Alberto Mattioli per la Stampa
Lo stato maggiore leghista sarà consultato dopodomani a mezzogiorno. Da Sergio Mattarella andranno i capigruppo alla Camera e al Senato, Giancarlo Giorgetti e Gian Marco Centinaio, insieme con Matteo Salvini. Diranno al Presidente che il loro candidato per Palazzo Chigi è lo stesso Salvini e che incaricarlo servirebbe a verificare se in Parlamento ci sia una maggioranza disposta a votargli la fiducia. Questa, almeno, è la posizione ufficiale.
Dietro le quinte, la linea leghista è più sfumata. La vera novità degli ultimi giorni è che il centrodestra salirà al Colle in ordine sparso, come singoli partiti e non come coalizione.
SALVINI - DI MAIO - BERLUSCONI - RENZI
L' ha voluto Berlusconi, per rimarcare un' autonomia di scelta che in realtà è sempre più stretta. Ma, a differenza di quel che si potrebbe pensare, alla Lega questa soluzione non dispiace. Vuol dire mostrare plasticamente che il partito con la rappresentanza parlamentare più robusta è il M5s. E, se il criterio che sceglierà il Presidente sarà quello di incaricare il leader del partito più forte, non della coalizione, significa che il primo giro toccherà a Luigi Di Maio, e che probabilmente sarà un giro a vuoto.
Sulla strada del grande accordo Centrodestra-M5s, spiegano dalla Lega, i veri intoppi non sono né il programma né la partecipazione di Forza Italia. Il problema è tutto personale: il nome del premier. Perché se Salvini è disposto a fare un passo indietro, non si capisce perché Di Maio non possa fare altrettanto. Ben venga quindi un incarico al giovin signore pentastellato così, parola di un leghista importante, «magari capirà che il 32% non è il 51%». Insomma, se Di Maio vuole fare davvero un governo con il centrodestra, bisogna si rassegni al fatto che non sarà lui a presiederlo. E su questo punto i margini di trattativa, più che ristretti, sono inesistenti.
BERLUSCONI ED IL SUDORE DI SALVINI
I rapporti con FI sono un altro fronte. Per la Lega è importante tenere insieme il centrodestra anche nel caso si trovi la quadra con il M5s, e la partecipazione dei berlusconiani alla maggioranza è considerata pregiudiziale, nonostante i veti grillini. Tanto sono molti gli azzurri, a tutti i livelli, che lanciano segnali alle loro controparti leghiste per preparare una futura migrazione.

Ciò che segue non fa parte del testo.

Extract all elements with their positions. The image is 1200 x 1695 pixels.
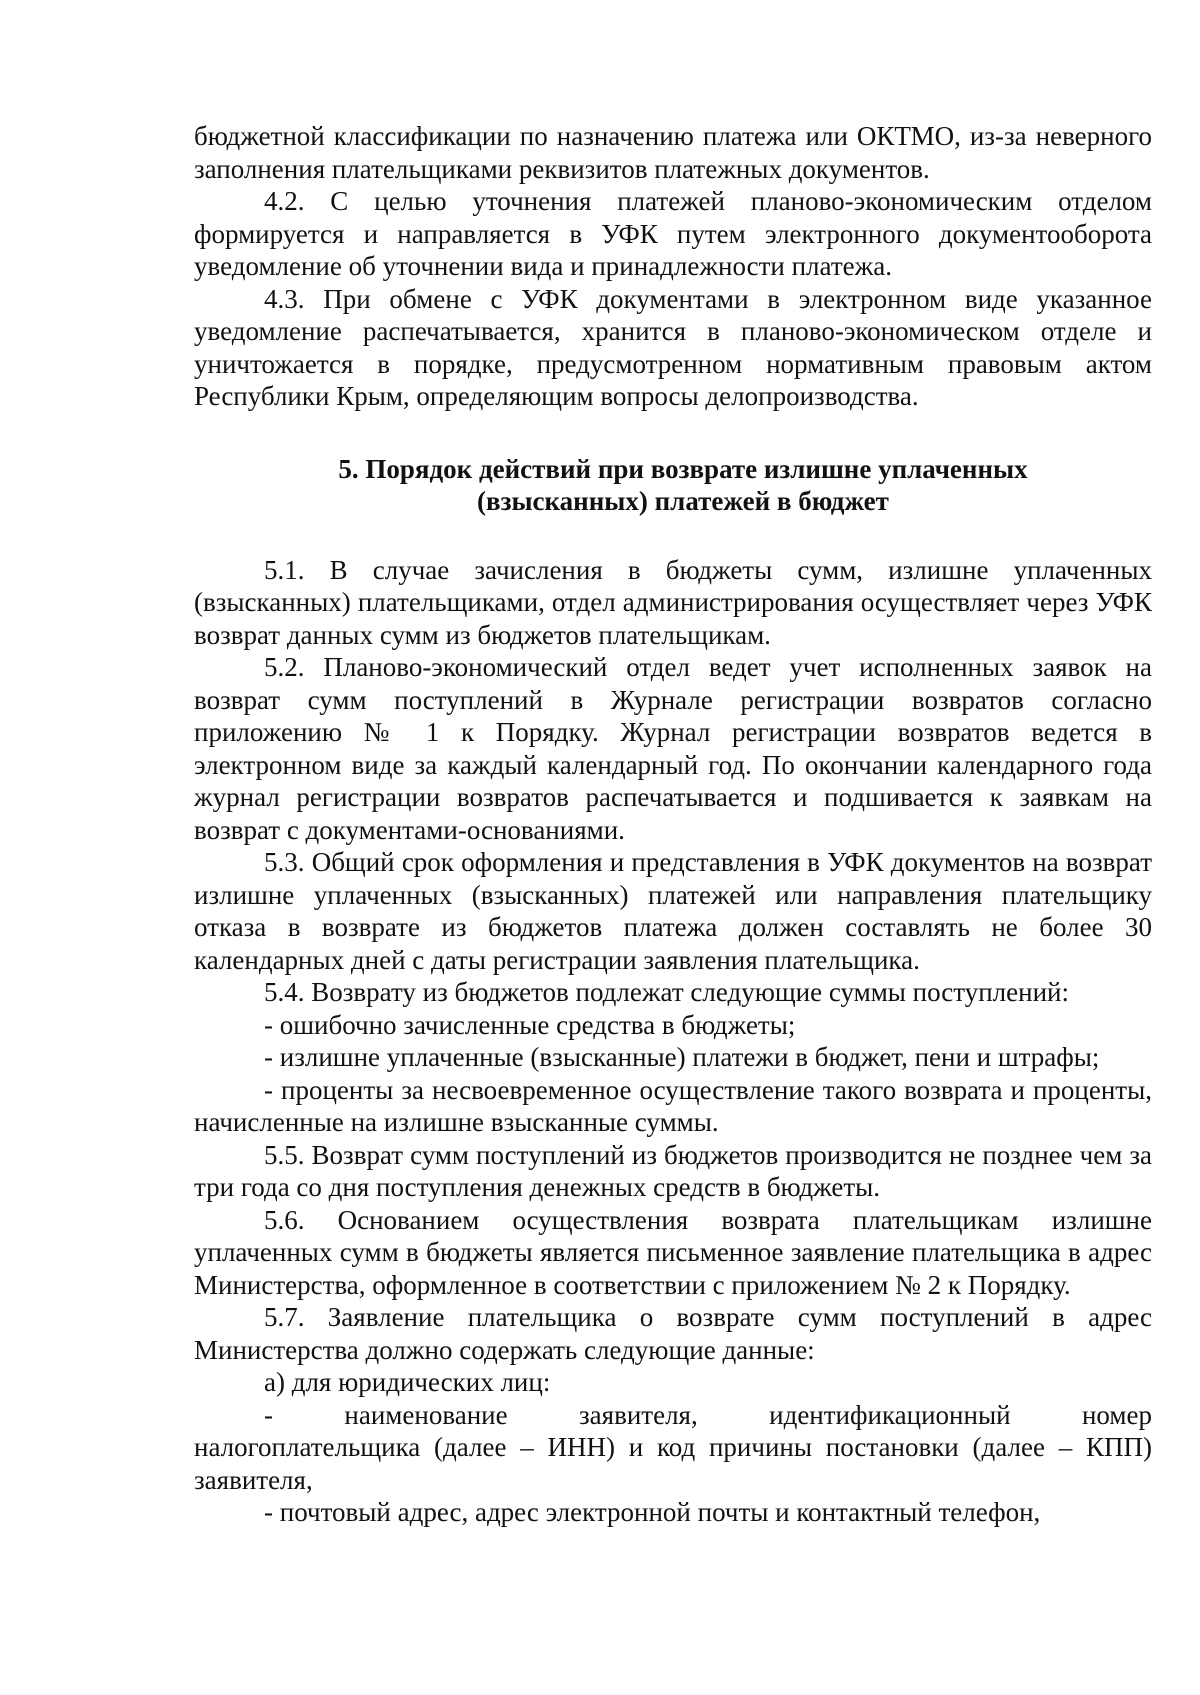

In via Bellerio, semmai, la paura è un' altra. Ultimamente si moltiplicano le aperture grilline verso il Pd, che sembra sempre meno monolitico nel suo no. Si segue con interesse il dibattito nell' ex partitone per capire se davvero possa nascere un governo Di Maio, magari con l' appoggio esterno del Pd. «Non sarebbe comunque un guaio, a parte forse per il Paese», spiegano i leghisti, convinti come sono che il modo migliore per far perdere consensi al M5s sia di farlo governare.
Infine, ieri Salvini è tornato sul tema delle sanzioni europee alla Russia, o meglio sulla necessità di toglierle, un suo eterno cavallo di battaglia. «Spero di potere presto, dal governo, raccogliere l' appello del presidente della Confindustria russa: via queste assurde sanzioni che stanno causando un danno incalcolabile all' economia italiana!», ha twittato il segretario. Si tratta di raccogliere anche il grido di dolore dell' export nazionale, certo. Però una scelta del genere sarebbe un casus belli con Bruxelles. L' ennesimo.